If medical management fails, anterior chamber paracentesis (direct fluid removal) may be performed to ensure resolution.

Definitive management

After the initial presentation has been managed a definitive treatment, aimed at creating a persistent open-angle is required.

Laser peripheral iridotomy involves creating an opening in the iris. This allow equalisation between the posterior and anterior chambers thereby preventing a build-up of pressure in the posterior chamber. Typically treatment will also be advised in the contralateral eye which is also at risk of angle-closure.

Chronic angle-closure

Chronic angle-closure glaucoma is often treated with laser peripheral iridotomy.

Laser peripheral iridotomy can be used in patients with chronic angle-closure glaucoma. Again it resolves ‘pupillary block’ as it allows equalisation between the posterior and anterior chambers thereby preventing a build-up of pressure in the posterior chamber.

Treatment failure can occur, especially if there is significant scarring of the trabecular meshwork from the previous apposition with the iris. Treatment is then similar to that of open-angle glaucoma.


Angle-closure glaucoma is responsible for 50% of the glaucoma-related blindness in the world.

This translates to around 6.25 million people, despite being less common than the open-angle form.

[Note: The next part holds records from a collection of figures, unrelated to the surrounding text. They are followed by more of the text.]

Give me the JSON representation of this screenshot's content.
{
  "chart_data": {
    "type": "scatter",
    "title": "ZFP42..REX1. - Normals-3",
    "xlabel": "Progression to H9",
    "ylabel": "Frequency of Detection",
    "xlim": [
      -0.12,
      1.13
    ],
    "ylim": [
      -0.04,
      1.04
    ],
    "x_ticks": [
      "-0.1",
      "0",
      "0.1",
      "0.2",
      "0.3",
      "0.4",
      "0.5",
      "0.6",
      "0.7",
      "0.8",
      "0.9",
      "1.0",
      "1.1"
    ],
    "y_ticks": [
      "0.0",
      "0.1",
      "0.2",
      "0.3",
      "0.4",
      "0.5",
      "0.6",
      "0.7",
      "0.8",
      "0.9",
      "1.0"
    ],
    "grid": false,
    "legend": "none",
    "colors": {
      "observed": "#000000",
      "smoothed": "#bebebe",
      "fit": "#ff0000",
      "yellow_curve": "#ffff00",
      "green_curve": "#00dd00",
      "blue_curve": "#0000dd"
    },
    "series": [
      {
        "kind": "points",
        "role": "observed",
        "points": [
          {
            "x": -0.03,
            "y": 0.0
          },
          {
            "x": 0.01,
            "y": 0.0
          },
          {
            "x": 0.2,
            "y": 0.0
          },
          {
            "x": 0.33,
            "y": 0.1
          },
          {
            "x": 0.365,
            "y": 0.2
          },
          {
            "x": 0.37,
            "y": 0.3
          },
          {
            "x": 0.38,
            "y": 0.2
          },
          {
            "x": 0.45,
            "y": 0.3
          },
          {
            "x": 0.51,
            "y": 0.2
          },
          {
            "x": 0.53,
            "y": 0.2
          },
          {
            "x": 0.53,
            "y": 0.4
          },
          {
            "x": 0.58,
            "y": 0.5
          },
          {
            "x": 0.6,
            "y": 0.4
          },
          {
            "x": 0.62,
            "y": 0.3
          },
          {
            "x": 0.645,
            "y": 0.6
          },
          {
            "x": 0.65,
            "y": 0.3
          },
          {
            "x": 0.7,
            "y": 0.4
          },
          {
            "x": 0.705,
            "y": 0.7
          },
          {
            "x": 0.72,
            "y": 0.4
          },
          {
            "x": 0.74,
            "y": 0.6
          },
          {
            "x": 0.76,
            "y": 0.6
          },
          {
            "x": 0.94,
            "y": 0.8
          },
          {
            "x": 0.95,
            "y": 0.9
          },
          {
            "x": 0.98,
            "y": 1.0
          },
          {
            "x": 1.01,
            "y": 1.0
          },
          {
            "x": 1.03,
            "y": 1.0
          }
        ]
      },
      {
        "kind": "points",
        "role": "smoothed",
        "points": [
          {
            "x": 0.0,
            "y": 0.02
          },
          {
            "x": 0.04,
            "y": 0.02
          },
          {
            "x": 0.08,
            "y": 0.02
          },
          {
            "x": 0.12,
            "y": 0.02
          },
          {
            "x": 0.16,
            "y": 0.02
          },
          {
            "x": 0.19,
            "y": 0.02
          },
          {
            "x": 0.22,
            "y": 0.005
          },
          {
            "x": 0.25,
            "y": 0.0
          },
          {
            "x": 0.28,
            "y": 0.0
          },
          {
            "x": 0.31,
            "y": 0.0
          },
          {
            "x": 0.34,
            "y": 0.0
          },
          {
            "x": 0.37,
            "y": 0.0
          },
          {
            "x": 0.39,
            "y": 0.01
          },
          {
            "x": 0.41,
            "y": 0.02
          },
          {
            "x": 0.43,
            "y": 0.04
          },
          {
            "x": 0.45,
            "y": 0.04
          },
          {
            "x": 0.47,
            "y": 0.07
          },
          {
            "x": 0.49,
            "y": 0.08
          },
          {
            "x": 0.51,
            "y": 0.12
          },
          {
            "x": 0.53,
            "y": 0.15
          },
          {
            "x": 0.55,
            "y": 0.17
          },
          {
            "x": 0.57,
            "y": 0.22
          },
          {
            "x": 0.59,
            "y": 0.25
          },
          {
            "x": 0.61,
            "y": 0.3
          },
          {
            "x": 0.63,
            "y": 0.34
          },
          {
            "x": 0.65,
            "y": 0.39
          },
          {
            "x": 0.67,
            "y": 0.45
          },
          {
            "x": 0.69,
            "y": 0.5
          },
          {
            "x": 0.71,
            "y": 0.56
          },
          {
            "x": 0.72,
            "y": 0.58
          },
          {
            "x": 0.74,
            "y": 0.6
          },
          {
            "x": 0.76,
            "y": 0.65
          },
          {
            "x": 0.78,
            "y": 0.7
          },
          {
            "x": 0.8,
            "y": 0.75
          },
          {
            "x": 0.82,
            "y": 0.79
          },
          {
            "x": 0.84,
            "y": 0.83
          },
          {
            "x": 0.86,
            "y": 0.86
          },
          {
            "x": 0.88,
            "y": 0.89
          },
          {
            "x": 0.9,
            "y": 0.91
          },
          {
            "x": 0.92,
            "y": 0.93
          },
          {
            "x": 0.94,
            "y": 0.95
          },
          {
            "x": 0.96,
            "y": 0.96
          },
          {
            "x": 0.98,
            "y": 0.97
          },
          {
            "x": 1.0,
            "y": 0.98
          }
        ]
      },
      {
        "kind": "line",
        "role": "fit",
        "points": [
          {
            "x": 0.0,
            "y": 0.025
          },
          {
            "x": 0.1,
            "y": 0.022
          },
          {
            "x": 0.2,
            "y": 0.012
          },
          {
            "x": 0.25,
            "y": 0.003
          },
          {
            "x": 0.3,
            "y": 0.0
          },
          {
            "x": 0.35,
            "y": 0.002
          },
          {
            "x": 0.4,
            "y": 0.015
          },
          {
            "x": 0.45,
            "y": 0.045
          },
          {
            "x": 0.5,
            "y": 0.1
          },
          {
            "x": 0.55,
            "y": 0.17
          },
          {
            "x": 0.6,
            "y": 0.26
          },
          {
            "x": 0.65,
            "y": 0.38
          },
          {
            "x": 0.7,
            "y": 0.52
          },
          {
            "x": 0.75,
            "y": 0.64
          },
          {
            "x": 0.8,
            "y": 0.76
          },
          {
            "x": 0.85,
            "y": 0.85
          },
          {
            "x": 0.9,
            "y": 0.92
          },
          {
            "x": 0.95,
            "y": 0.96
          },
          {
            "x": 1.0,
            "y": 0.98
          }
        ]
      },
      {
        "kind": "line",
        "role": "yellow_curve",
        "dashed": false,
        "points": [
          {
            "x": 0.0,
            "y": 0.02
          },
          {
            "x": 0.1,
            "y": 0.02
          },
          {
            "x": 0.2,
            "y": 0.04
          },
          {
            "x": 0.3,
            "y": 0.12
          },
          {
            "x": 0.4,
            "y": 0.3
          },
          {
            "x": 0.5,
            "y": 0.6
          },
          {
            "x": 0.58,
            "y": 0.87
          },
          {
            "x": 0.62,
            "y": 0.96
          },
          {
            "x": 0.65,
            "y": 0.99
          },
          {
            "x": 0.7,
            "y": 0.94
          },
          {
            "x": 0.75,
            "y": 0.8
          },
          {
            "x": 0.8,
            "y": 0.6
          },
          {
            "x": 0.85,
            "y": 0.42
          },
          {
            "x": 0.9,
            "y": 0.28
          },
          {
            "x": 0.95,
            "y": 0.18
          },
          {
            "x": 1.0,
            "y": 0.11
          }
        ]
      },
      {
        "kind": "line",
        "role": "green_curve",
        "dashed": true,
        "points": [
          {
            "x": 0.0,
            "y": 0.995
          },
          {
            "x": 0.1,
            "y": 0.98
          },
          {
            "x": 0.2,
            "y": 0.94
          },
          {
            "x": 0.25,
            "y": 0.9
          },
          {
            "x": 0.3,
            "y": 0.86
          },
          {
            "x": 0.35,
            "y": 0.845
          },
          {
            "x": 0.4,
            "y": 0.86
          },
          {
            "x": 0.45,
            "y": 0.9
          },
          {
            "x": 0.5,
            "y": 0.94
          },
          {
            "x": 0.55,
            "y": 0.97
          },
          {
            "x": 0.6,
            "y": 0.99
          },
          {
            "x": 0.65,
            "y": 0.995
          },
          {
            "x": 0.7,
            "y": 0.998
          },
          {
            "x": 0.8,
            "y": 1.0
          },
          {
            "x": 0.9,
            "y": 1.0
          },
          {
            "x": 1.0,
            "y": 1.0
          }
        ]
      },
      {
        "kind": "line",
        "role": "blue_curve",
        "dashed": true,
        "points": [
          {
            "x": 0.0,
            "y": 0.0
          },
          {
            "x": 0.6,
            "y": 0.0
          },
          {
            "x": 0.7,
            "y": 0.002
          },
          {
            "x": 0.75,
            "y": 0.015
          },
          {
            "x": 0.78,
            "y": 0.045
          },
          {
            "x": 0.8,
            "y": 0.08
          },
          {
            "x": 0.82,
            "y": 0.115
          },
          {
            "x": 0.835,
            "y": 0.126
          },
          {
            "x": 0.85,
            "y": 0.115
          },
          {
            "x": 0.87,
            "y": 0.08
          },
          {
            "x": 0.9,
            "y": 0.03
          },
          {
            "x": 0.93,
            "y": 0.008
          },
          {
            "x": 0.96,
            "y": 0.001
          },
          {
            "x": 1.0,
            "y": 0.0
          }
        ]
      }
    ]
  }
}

If recognised and promptly treated the prognosis is good but the insidious nature of the chronic form and lack of access to advanced healthcare often leads to poor outcomes.

40-80% of patients with an acute angle-closure glaucoma will have an episode in the contralateral eye in the following 5-10 years. As such after an acute episode in one eye, definitive treatment is advised in the other.